Daylily enthusiasts visited Sharp's flower farm near Michigan City, Indiana where he lived for decades. Sharp's neighbors in Michigan City recalled buses filled with customers outside his front gate waiting to buy his signature flowers, almost all named after his business Brookwood Gardens.

Sharp traveled across the country for daily speaking engagements and conventions, and boasted at the time of his arrest that he had once been invited to the White House where he planted flowers in the Rose Garden for President George H. W. Bush.

== Drug running==
Sharp became despondent from financial problems with his flower business and was subsequently approached by Mexican laborers at his Michigan farm who solicited him into transporting narcotics for the Sinaloa Cartel. He eluded the detection of law enforcement for over ten years while transporting thousands of pounds of cocaine, which catapulted him into urban legend among drug traffickers who knew of his exploits.

Sharp used a Lincoln Mark LT pickup truck to transport between 100 and 300 kg of cocaine at a time from the southern U.S. border to Detroit, Michigan.

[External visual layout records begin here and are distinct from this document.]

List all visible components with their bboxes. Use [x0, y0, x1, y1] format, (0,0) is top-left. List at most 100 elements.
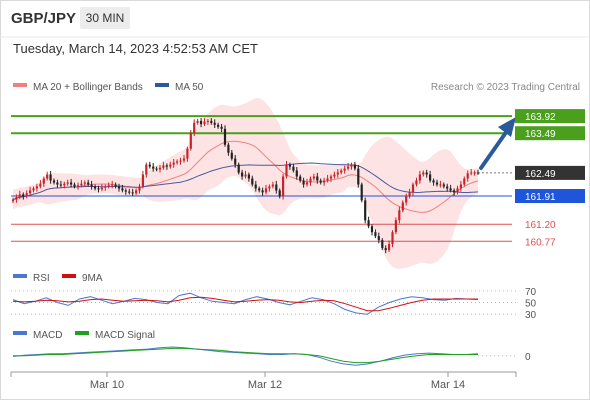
candle-body	[56, 182, 59, 185]
ma50-legend-swatch	[155, 83, 169, 87]
projection-arrow-head	[498, 117, 516, 137]
candle-body	[227, 144, 230, 153]
candle-body	[93, 186, 97, 189]
candle-body	[244, 174, 247, 177]
candle-body	[210, 120, 213, 123]
candle-body	[165, 165, 168, 167]
candle-body	[463, 178, 466, 185]
signal-legend-swatch	[75, 331, 89, 335]
level-badge-resistance	[515, 126, 585, 141]
macd-legend-label: MACD	[33, 330, 62, 341]
macd-signal-line	[13, 347, 478, 364]
candle-body	[323, 180, 326, 183]
candle-body	[299, 176, 302, 181]
candle-body	[111, 184, 114, 186]
candle-body	[302, 180, 305, 185]
candle-body	[271, 184, 274, 187]
candle-body	[453, 190, 456, 193]
x-tick-label: Mar 12	[248, 379, 282, 391]
candle-body	[319, 180, 322, 183]
candle-body	[411, 184, 415, 193]
candle-body	[329, 176, 333, 179]
level-label-resistance: 163.49	[525, 129, 556, 140]
candle-body	[292, 166, 295, 171]
candle-body	[186, 148, 189, 159]
ma50-legend-label: MA 50	[175, 82, 204, 93]
macd-tick-label: 0	[525, 352, 531, 363]
timeframe-button[interactable]: 30 MIN	[80, 7, 130, 29]
x-tick-label: Mar 14	[431, 379, 465, 391]
candle-body	[32, 188, 35, 191]
candle-body	[145, 164, 148, 175]
ma20-legend-swatch	[13, 83, 27, 87]
candle-body	[391, 232, 394, 245]
candle-body	[377, 236, 380, 241]
level-label-resistance: 163.92	[525, 112, 556, 123]
level-badge-resistance	[515, 109, 585, 124]
candle-body	[275, 184, 278, 191]
candle-body	[193, 122, 196, 133]
candle-body	[172, 162, 175, 165]
candle-body	[83, 182, 86, 184]
candle-body	[155, 168, 158, 170]
candle-body	[401, 202, 404, 211]
candle-body	[76, 185, 80, 187]
candle-body	[237, 164, 240, 173]
candle-body	[220, 126, 223, 129]
candle-body	[254, 184, 257, 189]
candle-body	[251, 178, 254, 185]
candle-body	[429, 174, 432, 181]
candle-body	[213, 122, 216, 125]
candle-body	[309, 178, 312, 183]
candle-body	[97, 188, 100, 190]
candle-body	[415, 180, 418, 185]
rsi-ma9-line	[12, 296, 478, 312]
candle-body	[370, 226, 374, 233]
candle-body	[261, 190, 264, 193]
candle-body	[114, 184, 117, 187]
candle-body	[408, 192, 411, 197]
symbol-title: GBP/JPY	[11, 10, 77, 27]
level-labels: 163.92 163.49 162.49 161.91 161.20 160.77	[515, 109, 585, 248]
candle-body	[128, 191, 131, 193]
candle-body	[234, 158, 237, 165]
candle-body	[124, 190, 127, 192]
projection-arrow-shaft	[479, 129, 509, 170]
candle-body	[107, 185, 110, 187]
candle-body	[196, 120, 199, 123]
candle-body	[425, 172, 428, 175]
candle-body	[282, 176, 285, 197]
candle-body	[29, 190, 32, 194]
level-badge-current	[515, 165, 585, 180]
candle-body	[117, 186, 121, 189]
ma50-line	[12, 162, 479, 201]
candle-body	[121, 188, 124, 191]
x-axis-ticks: Mar 10 Mar 12 Mar 14	[10, 372, 517, 391]
candle-body	[70, 182, 73, 185]
candle-body	[158, 167, 162, 170]
ma9-legend-swatch	[62, 274, 76, 278]
candle-body	[384, 248, 387, 251]
candle-body	[388, 244, 391, 251]
rsi-tick-label: 50	[525, 299, 537, 310]
candle-body	[176, 161, 179, 163]
rsi-tick-label: 30	[525, 310, 537, 321]
candle-body	[66, 182, 69, 184]
candle-body	[131, 192, 134, 194]
candle-body	[169, 164, 172, 167]
candle-body	[364, 200, 367, 221]
candle-body	[138, 186, 141, 191]
candle-body	[326, 178, 329, 181]
candle-body	[278, 190, 281, 197]
candle-body	[285, 164, 288, 177]
candle-body	[73, 184, 76, 187]
candle-body	[466, 173, 469, 179]
candle-body	[435, 182, 439, 185]
candle-body	[203, 121, 206, 124]
candle-body	[418, 174, 421, 181]
candle-body	[288, 164, 291, 167]
level-label-support: 161.20	[525, 220, 556, 231]
candle-body	[148, 164, 151, 167]
candle-body	[312, 176, 315, 179]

The cartel also used Sharp to transport drug proceeds in excess of two million dollars per return trip from Michigan to Arizona in the same pickup truck.

Sharp was arrested by Trooper Craig Ziecina from the Michigan State Police in October 2011 during a coordinated arrest operation led by the DEA; Sharp was in possession of 200 kg of cocaine. His arrest was captured on the dashcam of the Michigan State Police cruiser and published in the New York Times.

The criminal investigation was prosecuted by Assistant United States Attorney Chris Graveline in the Eastern District of Michigan, culminating with indictments of 25 members of the organization including Sharp.

Sharp was allowed to speak at his sentencing hearing before Judge Edmunds. He addressed the judge, "I’m really heartbroken I did what I did, but it’s done." In an effort to avoid prison, Sharp made a plea: instead of a custodial sentence, he proposed paying the $500,000 penalty that he owed the government by growing Hawaiian papayas. "It’s so sweet and delicious," he told the court. The court declined the offer and sentenced him to three years in prison. His defense stated that Sharp had dementia and would do poorly in prison. He was released in 2015 due to declining health after only serving a year of his sentence.

==Death==
Sharp died of natural causes on December 12, 2016, in Michigan at the age of 92. He is buried at the National Memorial Cemetery of the Pacific in Honolulu.

==Trivia==
The 2018 film The Mule is based on Sharp's life, with Clint Eastwood playing "Earl Stone" (based on Sharp) and Bradley Cooper playing "Colin Bates" (based on DEA agent Jeff Moore).